La lectura es simple de relacionar toda vez que el propio Ríos denunció, que las supuestas llamadas amenazantes habrían iniciado justo horas antes de la asunción y puesta en funciones de su gabinete; y no es descabellado pensar entonces que el origen de las supuestas llamadas provengan de algún "decepcionado" que prometió, pero que no incluyó en su lista el mismo Ríos.
Poco creíble, el demagogo "intendente del pueblo", dijo que en realidad desde horas antes de sus asunción, estaría recibiendo este tipo de "supuestas intimidaciones".
El hecho "supuestamente violento" se da justo cuando en el resto del país, signada por administraciones gubernamentales kk, continúan alarmantemente la escalada de violencia social en contraposición con lo que pasa en Corrientes donde el clima está en perfecta armonía y Paz.
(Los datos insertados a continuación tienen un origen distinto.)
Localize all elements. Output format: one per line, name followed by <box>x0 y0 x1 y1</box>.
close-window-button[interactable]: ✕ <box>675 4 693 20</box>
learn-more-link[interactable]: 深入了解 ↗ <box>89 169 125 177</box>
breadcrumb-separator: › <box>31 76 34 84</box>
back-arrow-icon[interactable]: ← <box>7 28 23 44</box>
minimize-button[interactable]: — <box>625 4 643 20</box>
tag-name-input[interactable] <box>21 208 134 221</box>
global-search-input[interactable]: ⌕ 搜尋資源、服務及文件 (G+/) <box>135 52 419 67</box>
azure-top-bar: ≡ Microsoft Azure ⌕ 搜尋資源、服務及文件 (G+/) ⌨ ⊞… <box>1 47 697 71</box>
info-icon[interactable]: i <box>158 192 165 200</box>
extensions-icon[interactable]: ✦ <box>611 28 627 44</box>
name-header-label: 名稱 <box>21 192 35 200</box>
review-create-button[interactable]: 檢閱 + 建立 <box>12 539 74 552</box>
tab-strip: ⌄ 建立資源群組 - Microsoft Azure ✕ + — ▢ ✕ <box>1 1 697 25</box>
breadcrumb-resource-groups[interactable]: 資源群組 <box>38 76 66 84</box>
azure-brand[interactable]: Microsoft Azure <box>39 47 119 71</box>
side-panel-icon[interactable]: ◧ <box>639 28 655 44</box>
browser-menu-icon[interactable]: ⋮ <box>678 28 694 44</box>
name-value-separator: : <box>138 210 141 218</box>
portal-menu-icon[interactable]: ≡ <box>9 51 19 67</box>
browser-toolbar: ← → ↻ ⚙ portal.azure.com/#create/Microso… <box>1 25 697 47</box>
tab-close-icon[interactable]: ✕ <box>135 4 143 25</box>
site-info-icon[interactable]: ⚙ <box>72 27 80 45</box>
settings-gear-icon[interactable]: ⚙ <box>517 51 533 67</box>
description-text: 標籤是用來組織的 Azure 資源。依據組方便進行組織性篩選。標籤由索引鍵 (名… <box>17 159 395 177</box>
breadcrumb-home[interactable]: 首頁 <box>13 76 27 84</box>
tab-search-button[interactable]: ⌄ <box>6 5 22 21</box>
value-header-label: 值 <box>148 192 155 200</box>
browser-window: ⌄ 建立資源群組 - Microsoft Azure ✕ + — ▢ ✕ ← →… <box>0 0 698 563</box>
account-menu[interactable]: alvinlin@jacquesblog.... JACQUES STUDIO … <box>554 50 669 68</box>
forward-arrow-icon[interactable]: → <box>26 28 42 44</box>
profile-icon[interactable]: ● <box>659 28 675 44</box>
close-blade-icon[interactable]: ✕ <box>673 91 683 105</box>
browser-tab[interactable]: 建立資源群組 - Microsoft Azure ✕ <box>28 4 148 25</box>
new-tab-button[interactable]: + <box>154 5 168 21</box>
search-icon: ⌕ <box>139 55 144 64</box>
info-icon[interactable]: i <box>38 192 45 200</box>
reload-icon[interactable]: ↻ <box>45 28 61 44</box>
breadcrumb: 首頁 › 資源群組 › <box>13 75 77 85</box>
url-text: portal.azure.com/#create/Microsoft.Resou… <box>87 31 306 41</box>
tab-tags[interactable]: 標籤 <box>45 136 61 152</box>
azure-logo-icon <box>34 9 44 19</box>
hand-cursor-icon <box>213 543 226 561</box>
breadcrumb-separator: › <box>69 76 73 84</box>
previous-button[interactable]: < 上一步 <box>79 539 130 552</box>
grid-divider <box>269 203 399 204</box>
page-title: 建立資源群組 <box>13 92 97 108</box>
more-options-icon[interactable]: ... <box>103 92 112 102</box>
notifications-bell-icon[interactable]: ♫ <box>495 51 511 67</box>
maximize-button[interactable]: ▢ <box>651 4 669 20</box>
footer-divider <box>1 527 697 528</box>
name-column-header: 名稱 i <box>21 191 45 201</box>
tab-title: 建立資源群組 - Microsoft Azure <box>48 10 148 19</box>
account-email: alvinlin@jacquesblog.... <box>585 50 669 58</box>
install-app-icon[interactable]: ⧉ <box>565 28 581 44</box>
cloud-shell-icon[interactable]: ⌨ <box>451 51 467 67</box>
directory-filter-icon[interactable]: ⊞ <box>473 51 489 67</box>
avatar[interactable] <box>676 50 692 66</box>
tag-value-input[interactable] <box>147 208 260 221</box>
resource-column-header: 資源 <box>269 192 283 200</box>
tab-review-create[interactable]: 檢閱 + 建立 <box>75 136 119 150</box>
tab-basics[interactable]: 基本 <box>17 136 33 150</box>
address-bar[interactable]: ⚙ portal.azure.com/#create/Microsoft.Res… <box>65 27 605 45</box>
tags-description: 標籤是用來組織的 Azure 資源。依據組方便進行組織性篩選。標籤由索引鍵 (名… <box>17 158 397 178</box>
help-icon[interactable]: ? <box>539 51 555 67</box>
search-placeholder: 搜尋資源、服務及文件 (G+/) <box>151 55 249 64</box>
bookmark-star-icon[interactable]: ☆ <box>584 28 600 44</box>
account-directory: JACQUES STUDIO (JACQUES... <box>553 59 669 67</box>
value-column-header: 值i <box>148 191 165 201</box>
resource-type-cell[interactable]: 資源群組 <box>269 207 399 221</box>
Sabido es, para cualquiera que utilice el sentido común y sepa interpretar las líneas de cualquier medio informativo, que el rol institucional en la Nación está en alerta máxima generado por el mismo Gobierno Nacional que utilizará el desastre social, para huir y tener una retirada confusa del poder.
El cristinismo se extingue a pasos desesperados porque de la alta exposición de una presidenta kk, se volcó a casi la desaparición mediática de la figura presidencial, cuyo reemplazo está ahora a cargo de un mitómano compulsivo excesivo en su rol de "primer ministro" chaqueño.
El tema es que en Corrientes la estabilización económica y la responsabilidad financiera de una provincia ordenada y con sus cuentas en orden previsiblemente, están dando hoy las plenas garantías de Paz social; y eso para un irresponsable con rencor como Ríos es imperdonable.
Se sabe que el fogoneo de una protesta en las filas de la policía en cadena con las del resto del país, no prendió como Ríos hubiese querido y por eso el intendente hoy necesita sembrar otro tipo de clima en Corrientes.
A la luz de su gabinete, rodeado de amigos, no es malo pensar que Ríos una vez más habría traicionado a algunos de sus eternos cómplices y es esa factura tal vez la que de alguna manera se intente cobrar hoy "con mensajes amenazantes".